Table 4 The changes of fatty acid composition

	Ratio (Sesame:EVOO)
Fatty acid	(0 %:100%)	(5%:95%)	(10%:90%)	(15%:85%)	(20%:80%)	(25%:75%)	(30%:70%)	(35%:65%)	(40 %:60%)	(100 %:0%)
C14:0	0.01 ± 0.00^a	0.02 ± 0.00^a	0.02 ± 0.00^a	0.02 ± 0.00^a	0.02 ± 0.00^a	0.02 ± 0.00^a	0.02 ± 0.00^a	0.02 ± 0.00^a	0.02 ± 0.00^a	0.02 ± 0.00^a
C16:0	10.88 ± 0.41^a	10.78 ± 0.01^cd	10.75 ± 0.01^cd	10.74 ± 0.03^cd	10.61 ± 0.01^cd	10.55 ± 0.02^cd	10.55 ± 0.02^bcd	10.41 ± 0.02^bcd	10.27 ±0.10^abc	9.93 ± 0.09^a
C16:1	0.76 ± 0.05^e	0.75± 0.01^e	0.73 ± 0.03^e	0.73 ± 0.00^e	0.66 ± 0.01b^d	0.61 ± 0.01b^d	0.62 ± 0.01^d	0.54 ± 0.00^c	0.35 ± 0.03^b	0.13 ± 0.00^a
C18:0	3.24 ± 0.14^a	3.52 ± 0.08^ab	3.97 ± 0.10^bc	4.25 ± 0.06^cd	4.11 ± 0.07^cd	4.34 ± 0.07^cde	4.74 ± 0.09^ef	4.47 ± 0.04^def	4.95 ± 0.33^f	6.47 ± 0.32^g
C18:1	73.27 ± 0.76^h	69.01 ± 0.57^g	68.31 ± 0.43^g	65.23 ± 0.17^f	62.93 ± 0.11^e	61.15 ± 0.07^d	59.90 ± 0.79^d	57.08 ± 0.01^c	47.89 ± 0.23^b	34.79 ± 0.34^a
C18:2	7.06 ± 0.02^a	9.22 ± 0.21^b	14.47 ± 0.01^c	17.27 ± 0.18^d	19.65 ± 0.02^e	21.27 ± 0.02^f	20.81 ± 0.59^f	25.52 ± 0.01^g	34.29 ± 0.52^h	46.95 ± 0.16^i
C20:0	0.60 ± 0.00^i	0.53 ± 0.02^h	0.46 ± 0.00^g	0.43 ± 0.01^f	0.35 ± 0.01^e	0.31 ± 0.01^d	0.30 ± 0.01^d	0.26 ± 0.01^c	0.20 ± 0.01^b	0.12 ± 0.01^a
C18:3	0.33 ± 0.03^d	0.27 ± 0.00^c	0.27 ± 0.00^c	0.27 ± 0.02^c	0.23 ± 0.01^b	0.22 ± 0.00^b	0.22 ± 0.01^b	0.20 ± 0.01^b	0.14 ± 0.01^a	0.15 ± 0.01^a
C20:1	0.36 ± 0.05^a	0.45 ± 0.00^b	0.46 ± 0.00^b	0.45 ± 0.01^b	0.49 ± 0.00^bc	0.49 ± 0.01^bc	0.50 ± 0.00^bc	0.52 ± 0.00^bc	0.54 ± 0.06^c	0.62 ± 0.00^d
C22:0	0.23 ± 0.02^cd	0.24 ± 0.00^d	0.24 ± 0.01^d	0.23 ± 0.01^d	0.22 ± 0.00^cd	0.22 ± 0.00^cd	0.22 ± 0.00^cd	0.20 ±0.00^bc	0.17 ±0.02^ab	0.14 ±0.01^a
Each value in the table represents the means from three replicates; SD is given after ±. Means within each row with different letters are significantly different at P < 0.05.

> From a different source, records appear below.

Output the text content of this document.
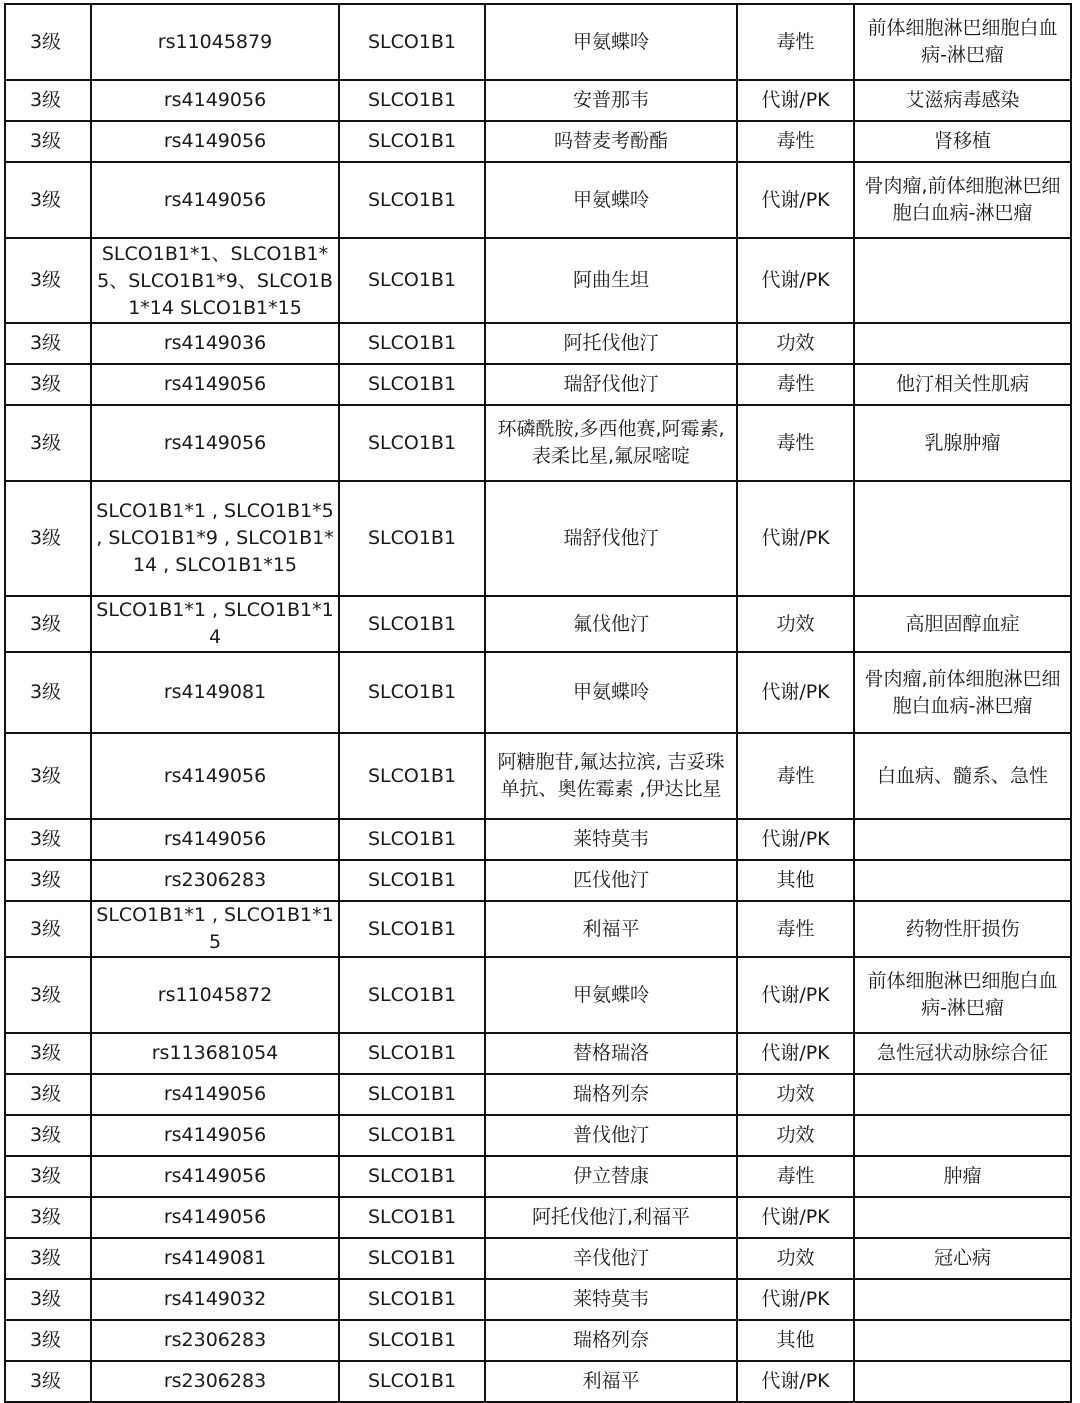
3级	rs11045879	SLCO1B1	甲氨蝶呤	毒性	前体细胞淋巴细胞白血病-淋巴瘤
3级	rs4149056	SLCO1B1	安普那韦	代谢/PK	艾滋病毒感染
3级	rs4149056	SLCO1B1	吗替麦考酚酯	毒性	肾移植
3级	rs4149056	SLCO1B1	甲氨蝶呤	代谢/PK	骨肉瘤,前体细胞淋巴细胞白血病-淋巴瘤
3级	SLCO1B1*1、SLCO1B1*5、SLCO1B1*9、SLCO1B1*14 SLCO1B1*15	SLCO1B1	阿曲生坦	代谢/PK	
3级	rs4149036	SLCO1B1	阿托伐他汀	功效	
3级	rs4149056	SLCO1B1	瑞舒伐他汀	毒性	他汀相关性肌病
3级	rs4149056	SLCO1B1	环磷酰胺,多西他赛,阿霉素,表柔比星,氟尿嘧啶	毒性	乳腺肿瘤
3级	SLCO1B1*1 , SLCO1B1*5 , SLCO1B1*9 , SLCO1B1*14 , SLCO1B1*15	SLCO1B1	瑞舒伐他汀	代谢/PK	
3级	SLCO1B1*1 , SLCO1B1*14	SLCO1B1	氟伐他汀	功效	高胆固醇血症
3级	rs4149081	SLCO1B1	甲氨蝶呤	代谢/PK	骨肉瘤,前体细胞淋巴细胞白血病-淋巴瘤
3级	rs4149056	SLCO1B1	阿糖胞苷,氟达拉滨, 吉妥珠单抗、奥佐霉素 ,伊达比星	毒性	白血病、髓系、急性
3级	rs4149056	SLCO1B1	莱特莫韦	代谢/PK	
3级	rs2306283	SLCO1B1	匹伐他汀	其他	
3级	SLCO1B1*1 , SLCO1B1*15	SLCO1B1	利福平	毒性	药物性肝损伤
3级	rs11045872	SLCO1B1	甲氨蝶呤	代谢/PK	前体细胞淋巴细胞白血病-淋巴瘤
3级	rs113681054	SLCO1B1	替格瑞洛	代谢/PK	急性冠状动脉综合征
3级	rs4149056	SLCO1B1	瑞格列奈	功效	
3级	rs4149056	SLCO1B1	普伐他汀	功效	
3级	rs4149056	SLCO1B1	伊立替康	毒性	肿瘤
3级	rs4149056	SLCO1B1	阿托伐他汀,利福平	代谢/PK	
3级	rs4149081	SLCO1B1	辛伐他汀	功效	冠心病
3级	rs4149032	SLCO1B1	莱特莫韦	代谢/PK	
3级	rs2306283	SLCO1B1	瑞格列奈	其他	
3级	rs2306283	SLCO1B1	利福平	代谢/PK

Figure 4 The changes in main fatty acid compositions of EVOO adulterated with different levels of SeO. (Color figure available online.)

CONCLUSION

The presence of sesame oil in EVOO has been successfully quantified by FTIR spectroscopy using normal spectra with the aid of PLS model. The spectral regions used are the combined frequencies of 1207–1018, 1517–1222, and 3050–2927 cm⁻¹ with the acceptable values of R ², RMSEC, and RMSEP. The changes in fatty acid profiles of EVOO adulterated with SeO can complement the results obtained from FTIR spectroscopy. During the adulteration of EVOO with SeO, the concentration of palmitic and oleic acids were linearly decreased. Conversely, the concentration of stearic and linoleic acids were increased with the increasing amount of SeO added to EVOO.

ACKNOWLEDGMENTS

Abdul Rohman acknowledges the Directorate of Higher Education, Ministry of National Education, Republic of Indonesia for its financial support during his Ph.D. program in Halal Products Research Institute, UPM, Malaysia. The authors are very grateful to the Ministry of Science, Technology and Innovation (MOSTI), Malaysia, through Science Fund grant No. 05-01-04-SF0285.

Notes

*Y.B. Che Man passed away on 15 July, 2012.